Querida por todos os colegas e pelas professoras, sempre tinha uma palavra de cortesia para dispensar aos quantos dela se aproximassem, demonstrando possuir uma refinada e primorosa eloquência que pela simplicidade a todos encantava. Nada lhe deixava abusada. Era como se uma perene luz angelical estivesse sempre a percorrer-lhe as veias. Seu gosto pela vida se fazia notar a cada gesto e seu rosto exalava uma terna energia, adornado que era por alinhados requintes de inefável beleza.
Contava já dezesseis anos quando, num belo dia, ao adentrar a sala de aula, encontrou um poema manuscrito em folha de caderno brochura delicadamente dobrada, na carteira onde de costume se assentava. Curiosa, leu o poema:

Olhos que recitam poesias;
brilho do mar emprestado;
colibris esvoaçantes se buscando
lado a lado.

Visão multicolorida,
janelas abertas da alma,
o real e o sublime se defrontando
na mesma calma.

Espelhos cristalinos prisioneiros
que à moldura facial encantam;
líquidos poemas que se transformam
em canção.

Esmeraldas lapidadas
na singeleza de um sorriso cativante;
sonhos que partem rumo ao infinito,
mas retornam...


Compreendeu que o poema fora escrito para ela. Por alguém que a conhecia muito bem, pois seus olhos estavam ali retratados com palavras meigas e da mais adocicada candura. Releu-o pausadamente e, em seguida, guardou entre as folhas do caderno.
Finda a aula, dirigiu-se para a saída, mas não foi abordada por ninguém. Seu virgem coração agora batia descompassado, como que arremedando o chouto da animalada descabrestada. Aflorava-se-lhe um sentimento até então desconhecido; algo inquietante, um num-sei-quê intraduzível, misto de euforia e desejo, ou seria... Não! Era indefinível. Era sim. Mas o ritmo cardíaco se acelerara e o sangue, ao percorrer as veias, parecia aquecido por um fogo de labaredas descontroladas.
Nos dias e semanas que se seguiram o anônimo poeta não apareceu; e outro poema foi inutilmente esperado. Mas ela continuava experimentando suaves e profundas transformações. Sonhos e devaneios permeavam agora a ainda imaculada paisagem dos seus sentimentos. E o horizonte que agora enxergava parecia iluminado pela luz radiante de mil sóis cintilantes...

ANOS SE PASSARAM...

Ela se mudou para Ouro Fino, foi estudar, queria ser professora. Conseguiu. Era próprio do seu espírito educar almas e instruir intelectos. Nascera para isto.
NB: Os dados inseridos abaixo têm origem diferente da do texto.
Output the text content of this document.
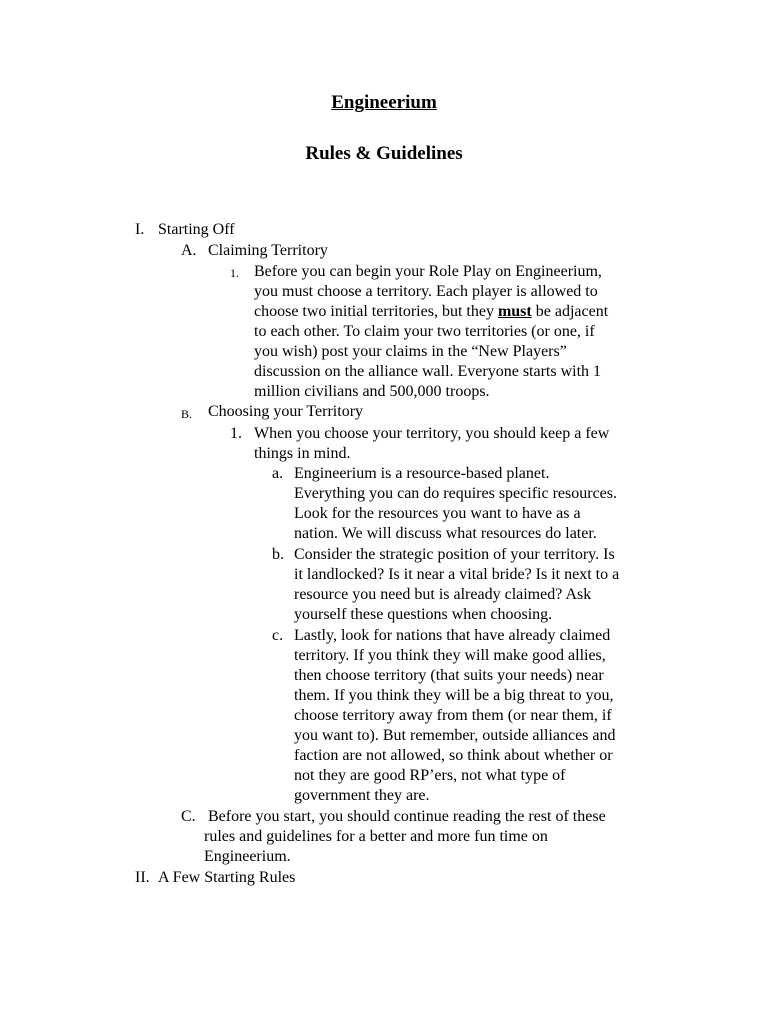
Engineerium
Rules & Guidelines
I. Starting Off
A. Claiming Territory
1. Before you can begin your Role Play on Engineerium,
you must choose a territory. Each player is allowed to
choose two initial territories, but they must be adjacent
to each other. To claim your two territories (or one, if
you wish) post your claims in the “New Players”
discussion on the alliance wall. Everyone starts with 1
million civilians and 500,000 troops.
B. Choosing your Territory
1. When you choose your territory, you should keep a few
things in mind.
a. Engineerium is a resource-based planet.
Everything you can do requires specific resources.
Look for the resources you want to have as a
nation. We will discuss what resources do later.
b. Consider the strategic position of your territory. Is
it landlocked? Is it near a vital bride? Is it next to a
resource you need but is already claimed? Ask
yourself these questions when choosing.
c. Lastly, look for nations that have already claimed
territory. If you think they will make good allies,
then choose territory (that suits your needs) near
them. If you think they will be a big threat to you,
choose territory away from them (or near them, if
you want to). But remember, outside alliances and
faction are not allowed, so think about whether or
not they are good RP’ers, not what type of
government they are.
C. Before you start, you should continue reading the rest of these
rules and guidelines for a better and more fun time on
Engineerium.
II. A Few Starting Rules
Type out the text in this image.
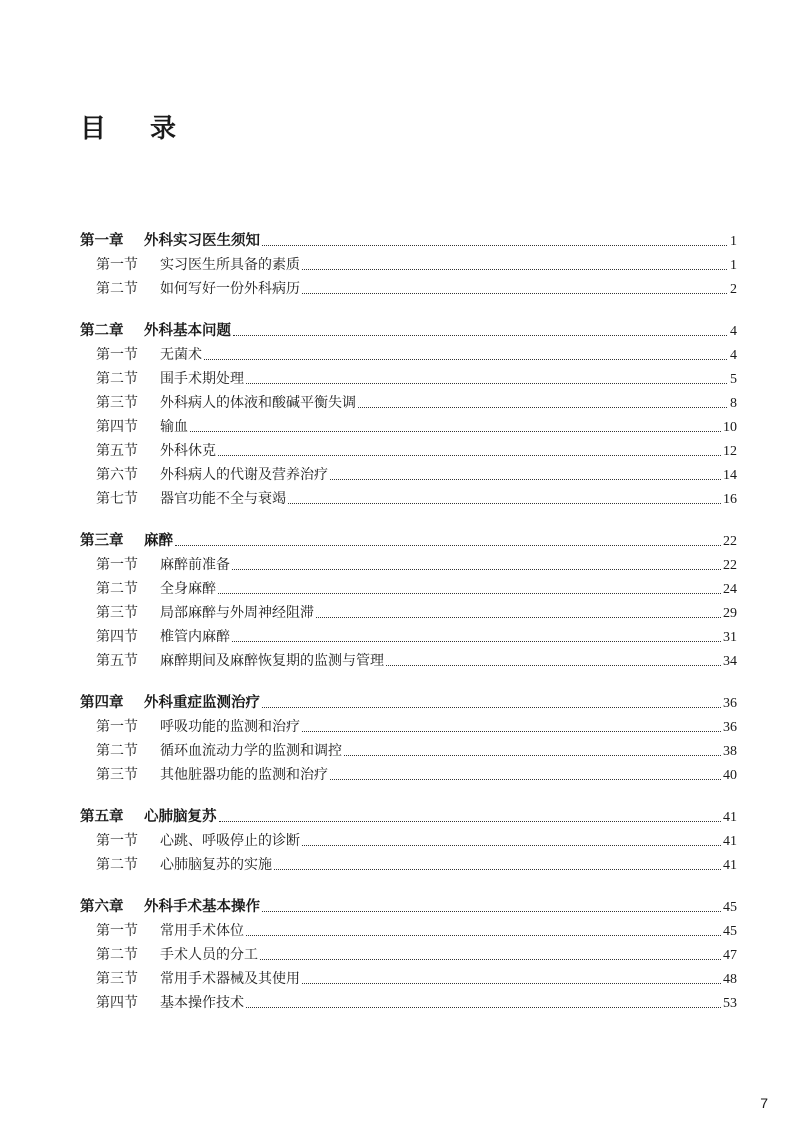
目 录
第一章	外科实习医生须知	1
第一节	实习医生所具备的素质	1
第二节	如何写好一份外科病历	2
第二章	外科基本问题	4
第一节	无菌术	4
第二节	围手术期处理	5
第三节	外科病人的体液和酸碱平衡失调	8
第四节	输血	10
第五节	外科休克	12
第六节	外科病人的代谢及营养治疗	14
第七节	器官功能不全与衰竭	16
第三章	麻醉	22
第一节	麻醉前准备	22
第二节	全身麻醉	24
第三节	局部麻醉与外周神经阻滞	29
第四节	椎管内麻醉	31
第五节	麻醉期间及麻醉恢复期的监测与管理	34
第四章	外科重症监测治疗	36
第一节	呼吸功能的监测和治疗	36
第二节	循环血流动力学的监测和调控	38
第三节	其他脏器功能的监测和治疗	40
第五章	心肺脑复苏	41
第一节	心跳、呼吸停止的诊断	41
第二节	心肺脑复苏的实施	41
第六章	外科手术基本操作	45
第一节	常用手术体位	45
第二节	手术人员的分工	47
第三节	常用手术器械及其使用	48
第四节	基本操作技术	53
7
Nunca se casou. A vivacidade da sua arte preencheria totalmente a sua existência.
Avistei-a outro dia, de longe, ao passar pela Estação Rodoviária, lá em Ouro Fino, quando ela já ia embarcar no ônibus. Chamei-a. Ela olhou e reconheceu-me. Esboçou um largo sorriso, acenou-me com um gesto gracioso e entrou no veículo.
Pude notar que seus olhos ainda eram dois vivos archotes (esmeraldas lapidadas na singeleza de um sorriso cativante), que alumiavam as veredas por onde ela seguia, já que a alma estava sempre à frente, apontando o rumo de um horizonte que só ela sabia identificar, sem nunca errar a direção. Décadas transcorridas num intenso apego à vida tinham deixado registro indelével na tez agora encrespada a modos de cupinzeiro. É assim mesmo. A mão do tempo deixa calos por onde passa. Mão calosa...!
Impiedosas recordações a produzir arroubos de saudade; um poema nunca declamado ainda entalado na garganta...
Seu olhar e seu sorriso tinham reavivado uma chama ardente conservada com inusitado desvelo; e agora, frêmitos de agonia suada de bem-querer expunham os andrajos de um coração ainda fumegante. Reacendia uma antiga paixão, nascida num clima de sossego que ainda desassossega.
Sigo caminhando amuado, tentando aligeirar o passo, alinhavando mudo solilóquio que, interiormente adoça o entendimento, mas coloca em polvorosa os meus desalentados sonhos. Vem-me à mente uma das canções que ela sempre entoava, quando absorta em seus afazes domésticos:

"Hoje o meu peito está chorando,
está pedindo pra você voltar;
sua partida me deixou penando,
somente a volta pode me alegrar.

Embora triste canto este meu canto,
enquanto espero o seu retornar;
se a distância faz sentir saudade,
a sua volta me fará sonhar".

Cantando ela embalava em doce suavidade todos os seus pensamentos. Recordar seu canto é para mim uma prece que reconforta minhas mutiladas esperanças e ameniza meu desespero. O destino sempre viveu de implicância comigo...
Avia Saudade, vai-te embora. Já é bastante penar a ausência dela, que seguiu com sua admirável altivez a direção indicada pelos sempre bem definidos contornos dos seus tão acalentados sonhos.
Semana que vem vou a Ouro Fino com meu sobrinho, que vai resolver uns assuntos na Repartição Pública. Vou ficar sentado no banco da Estação Rodoviária, esperando enquanto ele vai lá. Na Repartição costuma ter muita gente, o atendimento é demorado...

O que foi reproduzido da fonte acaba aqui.